The goal isn't to make external communication impossible. AI features need to reference links, update tasks, and produce useful output. The goal is to make sure they can't do so _covertly_ in a way the user didn't intend.

## **A pattern for AI-emitted values**

Inside this frame, the same concrete sub-problem keeps coming up: an AI feature produces something (an object ID, a recipient, a URL) and downstream code acts on it, often with broader permissions than the AI itself. Hallucinations and prompt injections land in the same place: a value the model emits gets trusted.

We use a four-part pattern as a design-review checklist for these values:
- **Restrict** what the AI is allowed to produce in the first place, before validation has to run.
- **Validate** every AI-produced value server-side against the same authorization layer as everything else. The model is treated as an untrusted client.
- **Justify** the choice by keeping enough structured context to explain _why_ the AI chose what it did. That's what makes investigation, evals, and incident response possible later.
- **Escalate** with friction, fallback, or human review when a value is high-risk or outside the expected scope.

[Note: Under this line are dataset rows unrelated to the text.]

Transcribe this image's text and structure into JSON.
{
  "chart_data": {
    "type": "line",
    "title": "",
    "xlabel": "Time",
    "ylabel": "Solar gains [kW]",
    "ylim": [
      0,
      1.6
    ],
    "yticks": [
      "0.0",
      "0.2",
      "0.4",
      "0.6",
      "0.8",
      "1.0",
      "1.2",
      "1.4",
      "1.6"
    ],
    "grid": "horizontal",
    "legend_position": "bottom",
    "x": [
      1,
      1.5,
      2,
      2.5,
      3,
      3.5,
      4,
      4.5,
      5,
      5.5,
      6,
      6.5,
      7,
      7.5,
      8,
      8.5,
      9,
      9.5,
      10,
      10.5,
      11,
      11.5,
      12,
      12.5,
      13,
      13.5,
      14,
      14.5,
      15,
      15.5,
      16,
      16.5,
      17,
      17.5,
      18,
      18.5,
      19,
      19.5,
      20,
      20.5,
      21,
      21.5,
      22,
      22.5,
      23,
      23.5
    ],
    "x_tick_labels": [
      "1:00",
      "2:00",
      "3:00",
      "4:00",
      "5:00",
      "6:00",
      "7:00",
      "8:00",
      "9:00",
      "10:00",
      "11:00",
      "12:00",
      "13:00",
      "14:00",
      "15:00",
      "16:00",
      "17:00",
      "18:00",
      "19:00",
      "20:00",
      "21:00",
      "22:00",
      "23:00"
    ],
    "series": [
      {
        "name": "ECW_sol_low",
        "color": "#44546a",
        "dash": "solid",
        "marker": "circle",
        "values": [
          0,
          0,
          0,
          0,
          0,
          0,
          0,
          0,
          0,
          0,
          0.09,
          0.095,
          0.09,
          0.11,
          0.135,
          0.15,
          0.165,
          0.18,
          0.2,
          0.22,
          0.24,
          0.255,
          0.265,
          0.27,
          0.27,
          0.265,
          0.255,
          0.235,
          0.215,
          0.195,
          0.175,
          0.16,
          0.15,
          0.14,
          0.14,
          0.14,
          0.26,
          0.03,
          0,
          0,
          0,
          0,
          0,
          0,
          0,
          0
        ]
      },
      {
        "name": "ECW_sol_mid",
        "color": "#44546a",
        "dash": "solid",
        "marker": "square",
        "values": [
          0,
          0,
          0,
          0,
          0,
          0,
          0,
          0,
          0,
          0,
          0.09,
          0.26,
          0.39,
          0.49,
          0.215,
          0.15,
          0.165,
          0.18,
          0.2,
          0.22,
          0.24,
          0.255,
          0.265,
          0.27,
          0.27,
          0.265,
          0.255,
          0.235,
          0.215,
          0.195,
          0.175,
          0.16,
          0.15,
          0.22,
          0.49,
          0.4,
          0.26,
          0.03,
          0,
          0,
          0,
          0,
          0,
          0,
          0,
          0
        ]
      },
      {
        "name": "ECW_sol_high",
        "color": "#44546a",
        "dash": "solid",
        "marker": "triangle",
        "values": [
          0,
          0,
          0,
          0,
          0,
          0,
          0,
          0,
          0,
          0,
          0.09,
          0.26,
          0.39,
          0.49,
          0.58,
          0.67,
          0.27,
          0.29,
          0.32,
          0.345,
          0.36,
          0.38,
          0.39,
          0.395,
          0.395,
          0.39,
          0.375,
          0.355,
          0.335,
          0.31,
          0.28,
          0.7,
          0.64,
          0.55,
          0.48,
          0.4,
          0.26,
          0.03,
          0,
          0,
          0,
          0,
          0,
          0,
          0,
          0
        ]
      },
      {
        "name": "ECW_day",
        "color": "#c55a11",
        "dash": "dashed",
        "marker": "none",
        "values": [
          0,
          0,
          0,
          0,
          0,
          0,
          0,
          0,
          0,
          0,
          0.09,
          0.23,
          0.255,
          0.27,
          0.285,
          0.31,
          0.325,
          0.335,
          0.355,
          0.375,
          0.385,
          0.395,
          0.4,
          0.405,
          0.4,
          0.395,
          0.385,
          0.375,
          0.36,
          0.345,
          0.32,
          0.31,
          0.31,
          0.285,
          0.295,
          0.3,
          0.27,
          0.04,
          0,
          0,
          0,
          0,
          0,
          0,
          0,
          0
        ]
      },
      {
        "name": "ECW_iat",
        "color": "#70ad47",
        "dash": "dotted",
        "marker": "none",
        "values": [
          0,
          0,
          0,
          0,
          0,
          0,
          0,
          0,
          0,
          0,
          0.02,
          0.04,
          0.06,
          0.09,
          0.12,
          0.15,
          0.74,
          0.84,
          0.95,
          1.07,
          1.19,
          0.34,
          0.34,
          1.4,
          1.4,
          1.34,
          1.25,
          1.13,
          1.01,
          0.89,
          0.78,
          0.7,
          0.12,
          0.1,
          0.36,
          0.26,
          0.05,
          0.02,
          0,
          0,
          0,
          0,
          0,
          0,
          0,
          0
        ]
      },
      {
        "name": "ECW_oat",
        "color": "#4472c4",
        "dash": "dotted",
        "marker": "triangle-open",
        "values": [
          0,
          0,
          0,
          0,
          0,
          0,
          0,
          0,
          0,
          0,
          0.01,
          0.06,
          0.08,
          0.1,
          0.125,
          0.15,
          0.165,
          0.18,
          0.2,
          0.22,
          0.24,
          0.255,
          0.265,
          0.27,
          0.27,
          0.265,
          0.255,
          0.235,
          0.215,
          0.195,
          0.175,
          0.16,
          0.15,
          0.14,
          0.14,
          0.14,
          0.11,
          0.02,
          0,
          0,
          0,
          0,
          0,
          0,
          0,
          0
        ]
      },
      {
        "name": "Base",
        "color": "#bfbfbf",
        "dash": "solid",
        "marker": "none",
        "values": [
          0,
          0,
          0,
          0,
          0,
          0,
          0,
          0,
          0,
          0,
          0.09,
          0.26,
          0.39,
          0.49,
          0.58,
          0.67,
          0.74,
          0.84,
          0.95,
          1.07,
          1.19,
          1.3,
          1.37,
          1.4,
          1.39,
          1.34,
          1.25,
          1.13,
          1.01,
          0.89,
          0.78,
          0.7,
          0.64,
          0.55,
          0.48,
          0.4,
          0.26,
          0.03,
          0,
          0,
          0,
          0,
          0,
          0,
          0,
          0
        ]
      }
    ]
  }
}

The thread running through it: **model behavior shouldn't be the primary security control.** Better prompts and "we told the model not to do that" are useful defense in depth, but the durable controls sit in the system around the model.

## **Grounded in principles**

These choices aren't ad-hoc. They flow from[Asana's published AI principles](https://asana.com/ai-principles).

**People are accountable for decisions** drives the checkpoint-oriented design. AI assists, but humans stay in the loop and are accountable.

**We are committed to safety,**which justifies the investment in layered controls even when they add friction. The alternative compounds risk as AI features take on more complex work.

**We promote transparency,** which is why we're writing this post. We haven't solved agentic AI security. But being open about how we reason about these risks and the mitigations we run helps the broader community make progress on a shared challenge and invites the scrutiny that makes us better.

### **The honest limits**

**Prompt injection is still fundamentally unsolved**, and indirect prompt injection (the adversarial instructions arrive embedded in content the AI fetches during its work, rather than content a user hands it directly) is the variant where the industry has been hit hardest in 2026. **Source-aware tagging** helps but doesn't fully close this gap, because the model still has to choose to respect the tags. Our checkpoints reduce the risk significantly; they don't eliminate it. As long as instructions and data share a context window, adversarial input retrieved through search, public forms, or integrations will sometimes slip through. We treat this as an active, ongoing area of investment, with closer scrutiny of any path that lets externally-authored content reach an agentic feature. Work on [design patterns for securing LLM agents](https://simonwillison.net/2025/Jun/13/prompt-injection-design-patterns/) points at promising directions, but industry consensus is still emerging.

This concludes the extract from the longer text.